La deuxième raison à laquelle je faisais référence est l'école : une école publique solide, accueillante et égalitaire, dans laquelle les parents immigrés placent une foi presque religieuse, et dans laquelle leurs enfants cultivent des facultés déjà très aiguisées du fait de l'immersion dans la nouvelle vie. La deuxième chose que tous ces enfants talentueux de nouveaux arrivants dans les quartiers d’immigrés de New York avaient en commun au cours des premières décennies du siècle dernier était les formidables écoles publiques, et après elles la grande université publique de la ville, la City University, dont le Brooklyn College faisait et fait partie. Les universités privées les plus prestigieuses – Princeton, Harvard, Yale, etc. – furent réservées aux enfants (de sexe masculin, pendant longtemps) des élites anglo-saxonnes. La City University fut bientôt ouverte aux meilleurs étudiants des écoles publiques de New York. La liste des talents intellectuels, scientifiques, littéraires et musicaux issus de ce système éducatif est presque confondue avec la meilleure partie de la culture américaine, jusqu’à aujourd’hui.

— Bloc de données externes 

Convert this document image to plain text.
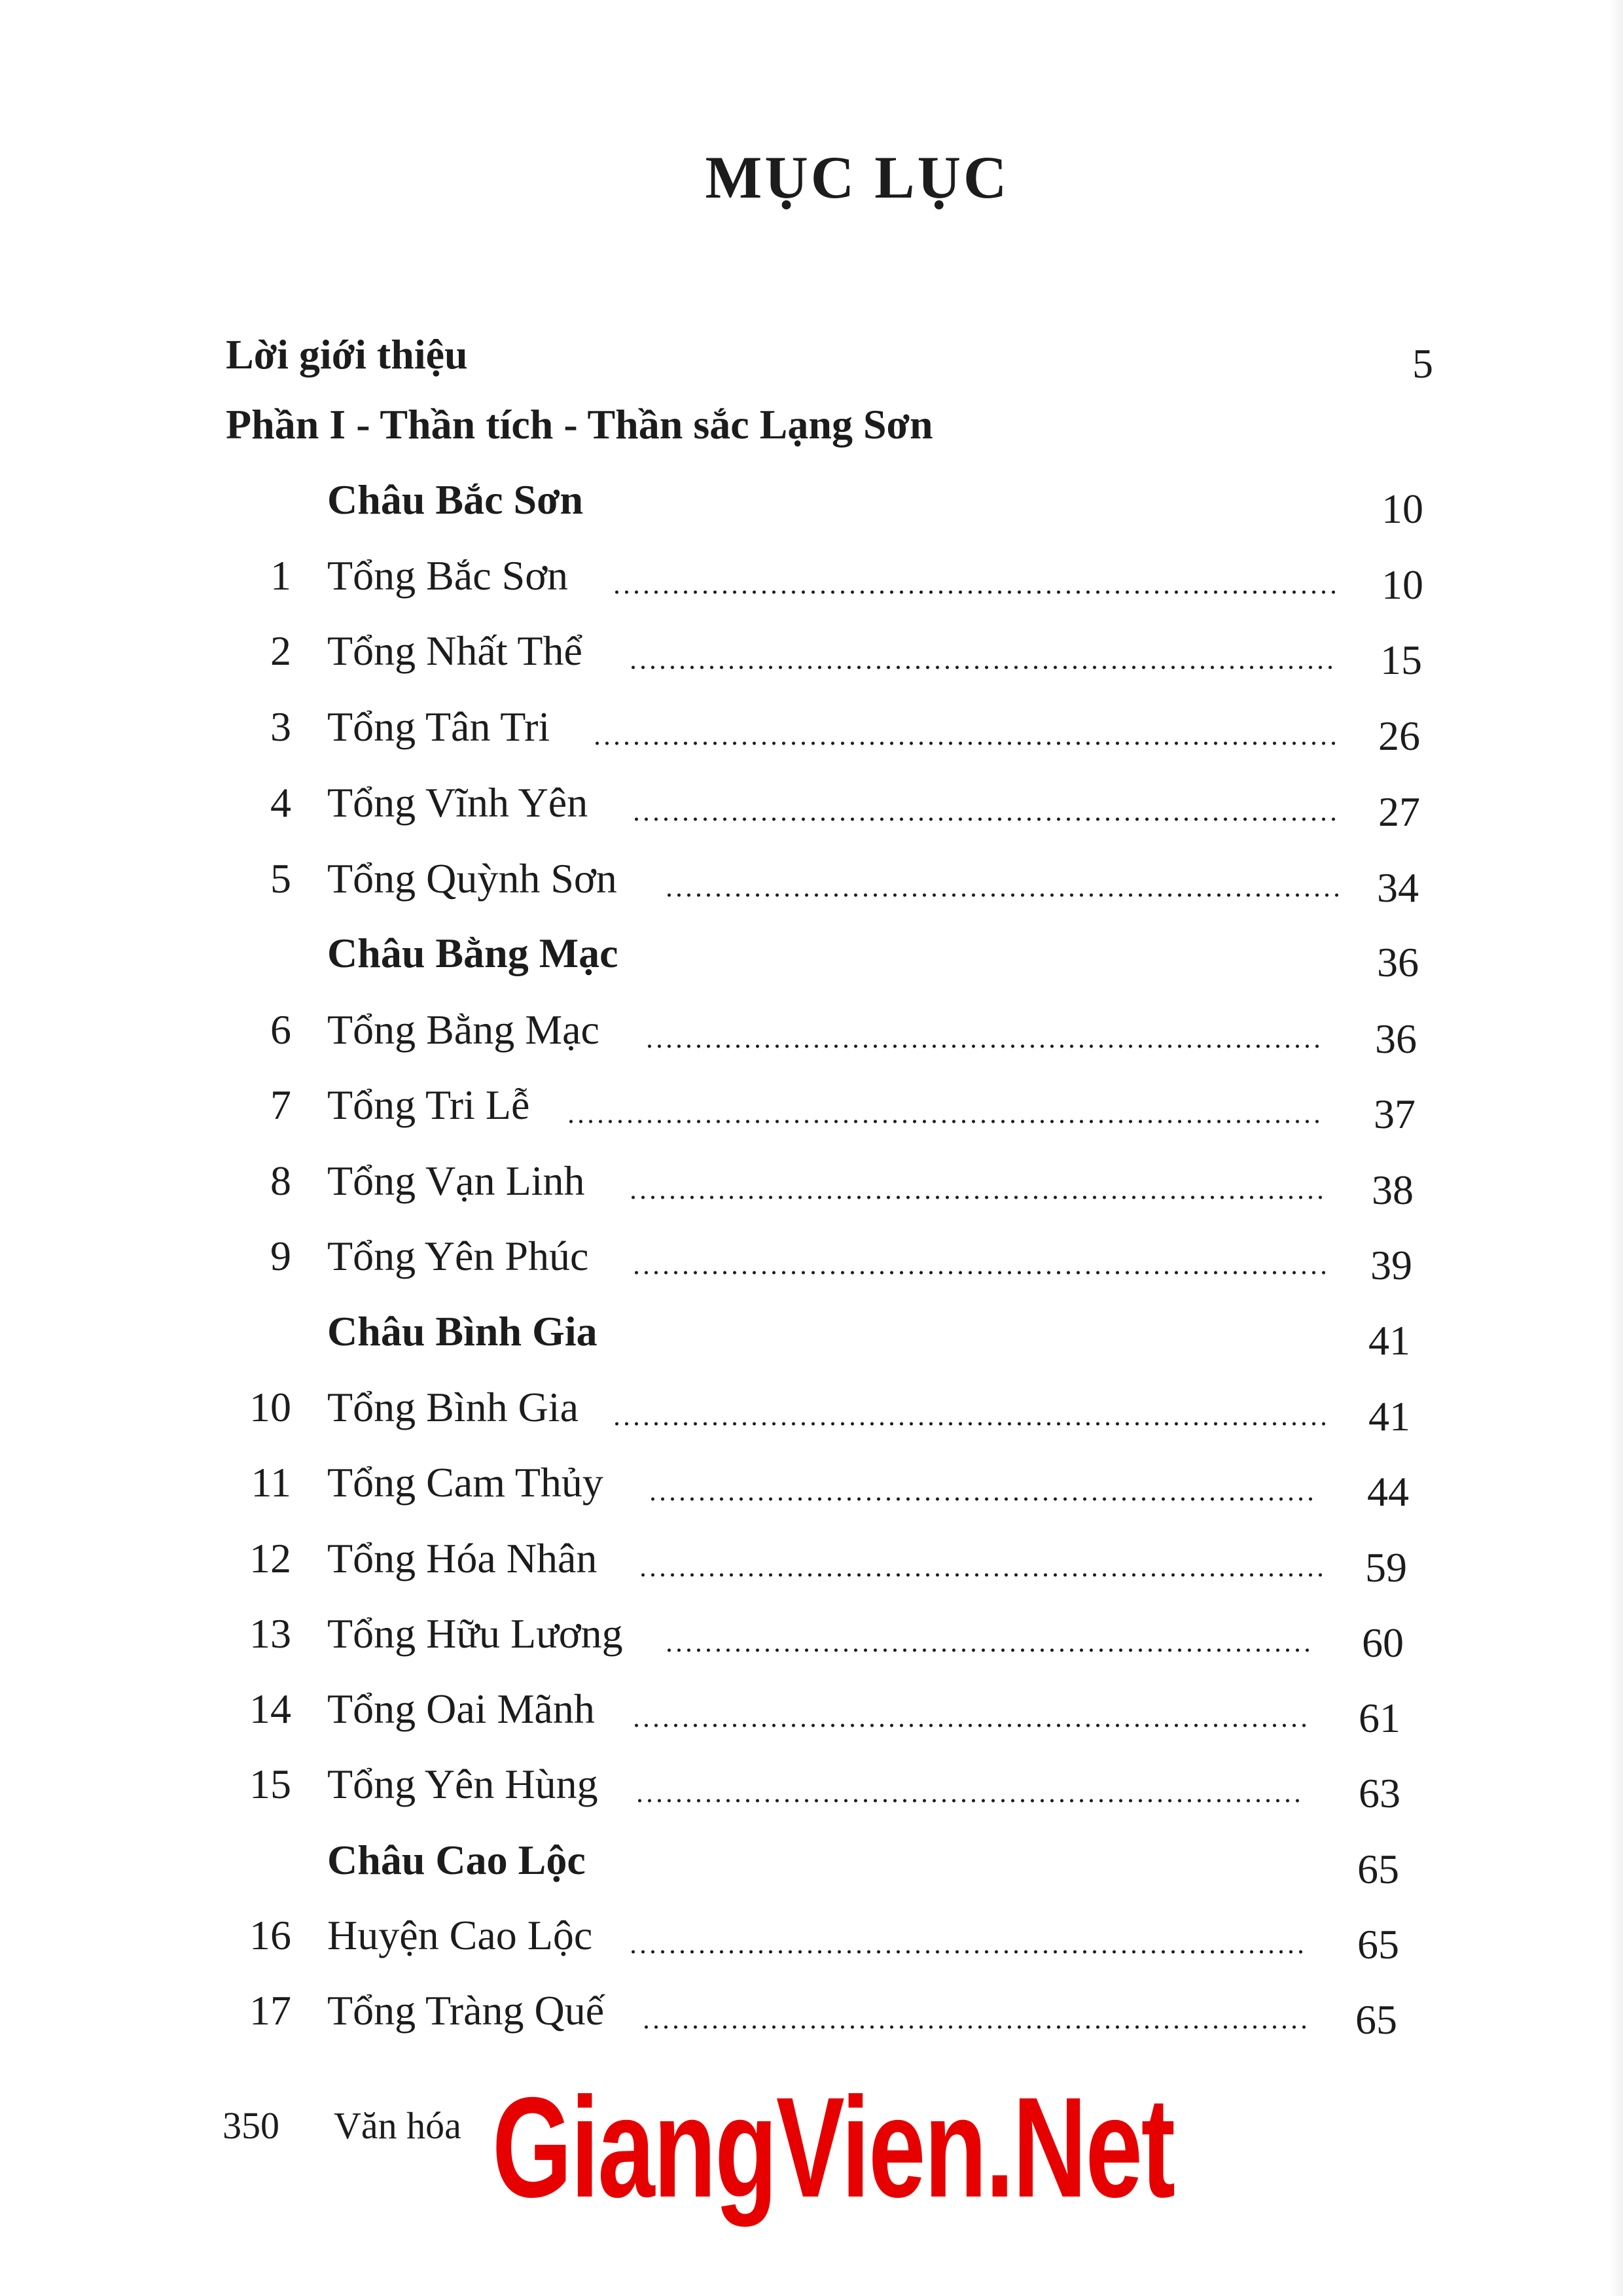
MỤC LỤC
Lời giới thiệu	5
Phần I - Thần tích - Thần sắc Lạng Sơn
Châu Bắc Sơn	10
1 Tổng Bắc Sơn	10
2 Tổng Nhất Thể	15
3 Tổng Tân Tri	26
4 Tổng Vĩnh Yên	27
5 Tổng Quỳnh Sơn	34
Châu Bằng Mạc	36
6 Tổng Bằng Mạc	36
7 Tổng Tri Lễ	37
8 Tổng Vạn Linh	38
9 Tổng Yên Phúc	39
Châu Bình Gia	41
10 Tổng Bình Gia	41
11 Tổng Cam Thủy	44
12 Tổng Hóa Nhân	59
13 Tổng Hữu Lương	60
14 Tổng Oai Mãnh	61
15 Tổng Yên Hùng	63
Châu Cao Lộc	65
16 Huyện Cao Lộc	65
17 Tổng Tràng Quế	65
350 Văn hóa GiangVien.Net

Je me souviens de tout cela parce que j'ai lu dans le journal un éditorial et une chronique d'Ignacio Zafra sur l'écart croissant de performances et d'abandon scolaire entre les étudiants que nous pouvons prudemment qualifier d'autochtones et ceux d'origine immigrée en Espagne. Grâce aux hiérarchies absurdes de notre système éducatif, les centres privés et subventionnés, ces derniers étant subventionnés à cent pour cent, ne sont pas obligés d'admettre des étudiants étrangers, qui fréquentent des écoles publiques déjà appauvries et dépassées par les obligations sociales qu'ils sont contraints de remplir. Offrir une éducation de qualité aux enfants d'immigrés nécessite des efforts bien plus importants que l'éducation des étudiants autochtones, mais c'est l'outil irremplaçable pour les intégrer dans notre pays, et aussi pour garantir qu'ils développent ces facultés intellectuelles et créatives qui sont le patrimoine spécifique de ceux qui sont arrivés de l'étranger et qui nous enrichiront tous. Je suis convaincu qu'un extraordinaire renouveau de la culture espagnole, et de notre littérature en particulier, viendra des mains des enfants roumains, marocains, chinois, latino-américains et africains, qui étudient actuellement dans nos écoles et instituts et nourrissent une vocation précoce pour raconter à quoi ressemble notre pays du point de vue unique de chacun d'eux, de la tradition antérieure qu'ils ont vécue. Quelle honte pour nous tous si ces talents indispensables sont gaspillés.